T.M. Dau, Y.-A. Chen, A.J. Karttunen, E.V. Grachova, S.P. Tunik, K.-T. Lin, W.-Y. Hung, P.-T. Chou, T.A. Pakkanen, I.O. Koshevoy
“Tetragold(I) Complexes: Solution Isomerization and Tunable Solid-State Luminescence”
Inorg. Chem., 2014, accepted
DOI: 10.1021/ic501470v
In this study, a new family of tetranuclear gold(I)triphosphine derivatives bearing alkynyl and thiolate groups have been efficiently synthesized by treating the polymeric acetylides (AuC2R)n or a thiolate (AuSPh)n sequentially with the (a) phosphine ligand and (b) cationic complex [Au3(P^P^P)2]3+ (P^P^P = PPh2CH2PPhCH2PPh2). The clusters [Au4(P^P^P)2(C2R)2]2+ [R= Ph (1), biphenyl (2), terphenyl (3), C6H4OMe (4), C6H4NMe2 (5), C6H11O (6), and C6H4CF3 (7)] and [Au4(P^P^P)2(SPh)2]2+(8) were characterized by X-ray crystallography in the solid state.

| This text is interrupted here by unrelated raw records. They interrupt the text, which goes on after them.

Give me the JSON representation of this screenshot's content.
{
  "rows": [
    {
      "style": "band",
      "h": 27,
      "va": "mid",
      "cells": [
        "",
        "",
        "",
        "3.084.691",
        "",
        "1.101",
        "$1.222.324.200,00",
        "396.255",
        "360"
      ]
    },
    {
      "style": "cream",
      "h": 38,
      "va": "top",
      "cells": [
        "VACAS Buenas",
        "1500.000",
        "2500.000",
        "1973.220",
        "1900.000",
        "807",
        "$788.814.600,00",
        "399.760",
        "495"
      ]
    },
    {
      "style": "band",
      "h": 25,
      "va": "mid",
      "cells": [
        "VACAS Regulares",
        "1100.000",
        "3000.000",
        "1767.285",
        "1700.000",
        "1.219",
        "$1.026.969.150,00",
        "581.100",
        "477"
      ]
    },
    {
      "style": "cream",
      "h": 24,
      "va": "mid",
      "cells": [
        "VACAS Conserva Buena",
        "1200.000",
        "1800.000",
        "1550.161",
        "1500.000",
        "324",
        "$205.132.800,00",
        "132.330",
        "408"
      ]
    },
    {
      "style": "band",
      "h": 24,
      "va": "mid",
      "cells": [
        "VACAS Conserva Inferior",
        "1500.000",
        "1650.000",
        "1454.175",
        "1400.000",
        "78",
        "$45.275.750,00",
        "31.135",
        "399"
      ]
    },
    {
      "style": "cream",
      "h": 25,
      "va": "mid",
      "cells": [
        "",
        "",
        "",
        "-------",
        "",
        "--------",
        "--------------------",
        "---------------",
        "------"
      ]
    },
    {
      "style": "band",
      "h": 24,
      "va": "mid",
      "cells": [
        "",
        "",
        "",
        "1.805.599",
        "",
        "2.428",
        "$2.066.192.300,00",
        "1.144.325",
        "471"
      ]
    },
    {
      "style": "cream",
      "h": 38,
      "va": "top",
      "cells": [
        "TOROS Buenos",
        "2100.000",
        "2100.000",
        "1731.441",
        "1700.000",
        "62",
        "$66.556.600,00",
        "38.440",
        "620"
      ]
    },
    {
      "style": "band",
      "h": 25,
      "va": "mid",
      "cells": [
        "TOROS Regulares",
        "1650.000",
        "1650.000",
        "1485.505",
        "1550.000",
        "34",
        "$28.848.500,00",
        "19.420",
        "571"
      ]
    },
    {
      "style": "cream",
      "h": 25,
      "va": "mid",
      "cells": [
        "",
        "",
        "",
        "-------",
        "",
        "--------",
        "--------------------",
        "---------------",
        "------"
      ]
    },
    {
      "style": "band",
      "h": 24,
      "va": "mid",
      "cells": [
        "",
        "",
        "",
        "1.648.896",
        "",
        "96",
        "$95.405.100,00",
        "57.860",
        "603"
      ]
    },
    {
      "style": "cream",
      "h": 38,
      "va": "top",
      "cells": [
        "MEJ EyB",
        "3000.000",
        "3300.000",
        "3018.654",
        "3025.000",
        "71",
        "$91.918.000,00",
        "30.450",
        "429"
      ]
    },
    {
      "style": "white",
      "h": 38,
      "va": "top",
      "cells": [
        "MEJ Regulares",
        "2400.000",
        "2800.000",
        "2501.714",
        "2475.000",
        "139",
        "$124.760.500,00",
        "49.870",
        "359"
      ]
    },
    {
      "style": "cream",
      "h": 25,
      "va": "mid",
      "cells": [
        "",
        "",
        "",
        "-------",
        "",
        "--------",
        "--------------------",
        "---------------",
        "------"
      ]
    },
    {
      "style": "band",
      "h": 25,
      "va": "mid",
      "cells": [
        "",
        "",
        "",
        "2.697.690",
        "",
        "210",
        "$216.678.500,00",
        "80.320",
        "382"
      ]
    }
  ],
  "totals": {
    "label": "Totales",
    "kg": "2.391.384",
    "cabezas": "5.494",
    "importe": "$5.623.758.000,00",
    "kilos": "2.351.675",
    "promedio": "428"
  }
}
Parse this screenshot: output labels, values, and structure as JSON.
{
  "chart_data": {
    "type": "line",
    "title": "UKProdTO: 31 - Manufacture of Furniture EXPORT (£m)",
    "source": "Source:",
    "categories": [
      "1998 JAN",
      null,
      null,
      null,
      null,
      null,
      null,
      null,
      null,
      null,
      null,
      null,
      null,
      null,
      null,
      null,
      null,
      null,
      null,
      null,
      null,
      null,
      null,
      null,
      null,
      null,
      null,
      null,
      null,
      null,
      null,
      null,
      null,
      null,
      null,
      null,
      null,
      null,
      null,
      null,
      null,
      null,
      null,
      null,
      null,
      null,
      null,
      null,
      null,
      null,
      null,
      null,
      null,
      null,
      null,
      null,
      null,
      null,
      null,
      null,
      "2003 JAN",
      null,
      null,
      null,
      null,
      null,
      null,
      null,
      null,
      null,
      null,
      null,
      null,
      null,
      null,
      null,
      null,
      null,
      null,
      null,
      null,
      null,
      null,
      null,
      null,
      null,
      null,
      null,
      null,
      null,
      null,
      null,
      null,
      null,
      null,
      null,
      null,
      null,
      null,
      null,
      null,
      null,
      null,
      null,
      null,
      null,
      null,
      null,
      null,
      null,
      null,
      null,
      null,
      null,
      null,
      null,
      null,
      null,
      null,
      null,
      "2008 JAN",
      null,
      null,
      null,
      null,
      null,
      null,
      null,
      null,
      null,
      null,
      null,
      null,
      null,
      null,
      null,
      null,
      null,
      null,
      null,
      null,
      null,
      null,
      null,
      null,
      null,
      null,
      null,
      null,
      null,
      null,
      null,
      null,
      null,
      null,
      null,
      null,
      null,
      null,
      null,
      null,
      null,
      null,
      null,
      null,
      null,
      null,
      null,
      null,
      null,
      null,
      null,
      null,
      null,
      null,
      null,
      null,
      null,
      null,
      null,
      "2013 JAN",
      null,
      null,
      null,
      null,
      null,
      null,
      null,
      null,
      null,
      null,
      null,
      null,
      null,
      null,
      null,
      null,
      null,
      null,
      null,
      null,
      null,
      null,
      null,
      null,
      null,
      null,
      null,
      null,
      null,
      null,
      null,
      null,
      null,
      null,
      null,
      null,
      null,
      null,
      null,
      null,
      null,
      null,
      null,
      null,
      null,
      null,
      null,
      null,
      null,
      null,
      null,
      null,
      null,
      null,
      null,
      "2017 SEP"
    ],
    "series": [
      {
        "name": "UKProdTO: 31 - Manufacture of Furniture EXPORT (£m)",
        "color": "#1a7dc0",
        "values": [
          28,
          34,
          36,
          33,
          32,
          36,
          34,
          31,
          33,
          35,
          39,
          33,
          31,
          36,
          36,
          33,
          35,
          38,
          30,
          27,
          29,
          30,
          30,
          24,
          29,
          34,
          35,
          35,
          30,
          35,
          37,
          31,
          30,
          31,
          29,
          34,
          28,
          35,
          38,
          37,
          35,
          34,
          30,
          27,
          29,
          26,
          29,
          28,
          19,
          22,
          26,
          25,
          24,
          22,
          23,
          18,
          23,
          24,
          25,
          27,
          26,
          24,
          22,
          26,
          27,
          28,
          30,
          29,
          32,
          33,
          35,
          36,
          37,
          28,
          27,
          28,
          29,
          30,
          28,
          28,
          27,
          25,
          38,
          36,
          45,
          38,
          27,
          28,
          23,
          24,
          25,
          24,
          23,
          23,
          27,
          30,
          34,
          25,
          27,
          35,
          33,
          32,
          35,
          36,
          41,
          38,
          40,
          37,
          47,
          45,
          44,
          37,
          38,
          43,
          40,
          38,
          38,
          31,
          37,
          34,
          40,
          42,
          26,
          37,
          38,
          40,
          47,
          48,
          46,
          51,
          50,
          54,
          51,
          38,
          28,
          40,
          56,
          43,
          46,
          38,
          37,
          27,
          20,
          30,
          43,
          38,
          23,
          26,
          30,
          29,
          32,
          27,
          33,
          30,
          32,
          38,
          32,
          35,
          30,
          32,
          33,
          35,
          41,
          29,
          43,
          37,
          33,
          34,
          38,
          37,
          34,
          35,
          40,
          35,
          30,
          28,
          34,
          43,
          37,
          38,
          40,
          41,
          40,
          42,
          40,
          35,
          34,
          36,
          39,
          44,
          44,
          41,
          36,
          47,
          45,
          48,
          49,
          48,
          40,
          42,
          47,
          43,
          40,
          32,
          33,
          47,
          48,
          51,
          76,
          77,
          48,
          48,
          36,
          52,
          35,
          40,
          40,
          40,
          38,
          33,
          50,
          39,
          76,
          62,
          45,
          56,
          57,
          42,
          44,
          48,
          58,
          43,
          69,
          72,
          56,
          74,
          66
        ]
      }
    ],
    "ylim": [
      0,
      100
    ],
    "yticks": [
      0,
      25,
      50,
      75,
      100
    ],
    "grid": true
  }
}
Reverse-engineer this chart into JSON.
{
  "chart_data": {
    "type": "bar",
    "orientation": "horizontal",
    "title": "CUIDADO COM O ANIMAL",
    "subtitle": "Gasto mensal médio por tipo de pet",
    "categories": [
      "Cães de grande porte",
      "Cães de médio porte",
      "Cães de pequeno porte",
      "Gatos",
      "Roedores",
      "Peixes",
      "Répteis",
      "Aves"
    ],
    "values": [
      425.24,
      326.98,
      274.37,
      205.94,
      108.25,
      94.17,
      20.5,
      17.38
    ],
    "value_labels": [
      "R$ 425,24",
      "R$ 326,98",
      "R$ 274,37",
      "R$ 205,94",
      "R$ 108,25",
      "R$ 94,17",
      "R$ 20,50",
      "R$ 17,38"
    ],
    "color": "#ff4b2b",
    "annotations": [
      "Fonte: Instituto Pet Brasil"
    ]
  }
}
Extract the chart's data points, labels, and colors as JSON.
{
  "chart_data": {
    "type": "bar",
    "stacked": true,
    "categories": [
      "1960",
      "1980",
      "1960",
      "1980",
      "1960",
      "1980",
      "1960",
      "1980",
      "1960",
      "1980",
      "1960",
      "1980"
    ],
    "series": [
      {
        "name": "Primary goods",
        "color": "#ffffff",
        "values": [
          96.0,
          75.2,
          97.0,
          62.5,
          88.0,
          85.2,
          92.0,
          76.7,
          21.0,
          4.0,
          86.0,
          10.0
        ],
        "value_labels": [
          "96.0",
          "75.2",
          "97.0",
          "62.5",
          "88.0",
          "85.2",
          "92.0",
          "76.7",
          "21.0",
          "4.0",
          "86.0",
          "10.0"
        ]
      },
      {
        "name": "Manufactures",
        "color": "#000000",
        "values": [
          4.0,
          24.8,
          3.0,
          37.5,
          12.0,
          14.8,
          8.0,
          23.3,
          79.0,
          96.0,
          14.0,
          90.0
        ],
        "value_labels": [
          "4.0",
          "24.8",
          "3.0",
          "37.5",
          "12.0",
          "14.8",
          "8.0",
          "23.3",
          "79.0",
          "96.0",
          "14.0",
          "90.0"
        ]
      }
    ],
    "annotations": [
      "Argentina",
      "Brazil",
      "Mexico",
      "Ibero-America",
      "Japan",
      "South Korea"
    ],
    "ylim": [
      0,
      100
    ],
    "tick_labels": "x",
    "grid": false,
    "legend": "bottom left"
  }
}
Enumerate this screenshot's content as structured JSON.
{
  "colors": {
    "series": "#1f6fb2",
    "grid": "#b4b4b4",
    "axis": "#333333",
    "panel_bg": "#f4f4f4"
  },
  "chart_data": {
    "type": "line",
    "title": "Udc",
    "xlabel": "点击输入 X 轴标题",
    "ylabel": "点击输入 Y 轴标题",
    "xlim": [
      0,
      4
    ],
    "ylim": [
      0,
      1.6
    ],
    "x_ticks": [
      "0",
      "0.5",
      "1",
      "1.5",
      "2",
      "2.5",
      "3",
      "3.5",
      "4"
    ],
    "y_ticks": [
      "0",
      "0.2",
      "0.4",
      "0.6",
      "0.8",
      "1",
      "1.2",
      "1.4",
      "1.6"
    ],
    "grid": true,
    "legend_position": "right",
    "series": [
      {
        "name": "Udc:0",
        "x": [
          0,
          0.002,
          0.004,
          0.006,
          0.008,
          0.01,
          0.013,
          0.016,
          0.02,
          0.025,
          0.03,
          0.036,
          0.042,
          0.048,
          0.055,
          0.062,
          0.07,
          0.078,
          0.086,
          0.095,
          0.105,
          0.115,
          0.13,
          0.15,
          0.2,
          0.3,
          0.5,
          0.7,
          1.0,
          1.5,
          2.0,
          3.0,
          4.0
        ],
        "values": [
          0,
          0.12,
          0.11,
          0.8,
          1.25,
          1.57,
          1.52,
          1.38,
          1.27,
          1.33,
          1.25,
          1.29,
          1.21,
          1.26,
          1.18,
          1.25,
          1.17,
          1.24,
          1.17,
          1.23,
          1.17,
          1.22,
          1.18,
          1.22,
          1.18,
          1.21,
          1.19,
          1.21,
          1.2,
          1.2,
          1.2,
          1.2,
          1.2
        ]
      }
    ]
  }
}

NMR spectroscopic investigations in solution revealed that the majority of alkynyl clusters 1−7 exist as two isomeric species in slow chemical equilibria. All complexes 1−8 exhibit moderate-to-strong photoemission in the solid state with quantum yields from 0.07 to 0.51. The luminescence behavior was rationalized using quantum chemical density functional theory methods. The high emission efficiency of these tetragold(I) compounds and their good stability in film allowed for the fabrication of an organic electroluminescent device (OLED). Employing complex 5 (Φ = 0.51), an OLED was fabricated under a solution process to give a good external quantum efficiency of 3.1%, corresponding to a current efficiency of 6.1 cd/A and a power efficiency of 5.3 lm/W, with Commission Internationale de I’Eclairage coordinates of (0.52, 0.46).